Globacom says that Glo 1 cable has landed in Lagos but not yet ready for business
Globacom announced last weekend that its long-delayed cable Glo 1 had landed in Lagos. Globacom’s Group Executive Director, Paddy Adenuga, said in a statement to mark the landing of the cable that Glo 1 “will stimulate a new era of prosperity in the continent by offering cheap, fast and reliable international calls, unprecedented fast access to the internet and revolutionary data transfer”.
The GED said the cumulative effect of the huge bandwidth and cheaper rates Glo 1 would bring to the continent “will empower Africans in the field of communications, education, agriculture, banking and health”.
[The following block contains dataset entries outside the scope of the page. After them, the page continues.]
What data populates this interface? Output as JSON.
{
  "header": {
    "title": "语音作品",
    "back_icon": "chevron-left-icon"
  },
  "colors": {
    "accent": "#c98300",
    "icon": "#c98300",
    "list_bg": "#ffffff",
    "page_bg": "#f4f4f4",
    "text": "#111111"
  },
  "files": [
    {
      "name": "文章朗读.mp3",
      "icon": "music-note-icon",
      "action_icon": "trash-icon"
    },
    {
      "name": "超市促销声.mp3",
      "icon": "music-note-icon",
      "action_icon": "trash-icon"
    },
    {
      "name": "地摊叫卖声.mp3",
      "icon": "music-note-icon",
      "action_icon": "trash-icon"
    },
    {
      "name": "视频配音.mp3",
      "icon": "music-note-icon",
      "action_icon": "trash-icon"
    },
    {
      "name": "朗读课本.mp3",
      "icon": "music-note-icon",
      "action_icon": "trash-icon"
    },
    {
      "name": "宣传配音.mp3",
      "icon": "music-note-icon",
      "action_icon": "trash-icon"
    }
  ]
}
Enumerating the benefits of the cable to the society at large in detail, Glo 1 will have a capacity of 640 gigabit per second and an ultimate capacity of 2.5 terabit per second.
Adenuga said Glo 1 would offer “99.9 per cent” up time reliability, distinctly clear long distance voice, video and data communication services to Africans, adding that the cable would support the large bandwidth requirements of direct consumers and other service providers.
Representatives of Globacom, Alcatel, and the media witnessed the historic anchoring of the cable that runs from the United Kingdom to its Landing Station at Alpha Beach, Lekki, Lagos.
Local journalists repeated the claim that it would connect 16 connects 16 West African countries as well as Mauritania and Morocco to the rest of the world and also talked of a phase two running to Angola and South Africa. However, with the exception of Ghana, there is little sign of the company having obtained licences in these countries.
After connecting the cable to its landing station in Lagos, the Intrepid, the ship which brought the Glo 1 cable, has headed for Accra, Ghana, Dakar, Senegal and Abidjan in Cote d’Ivoire.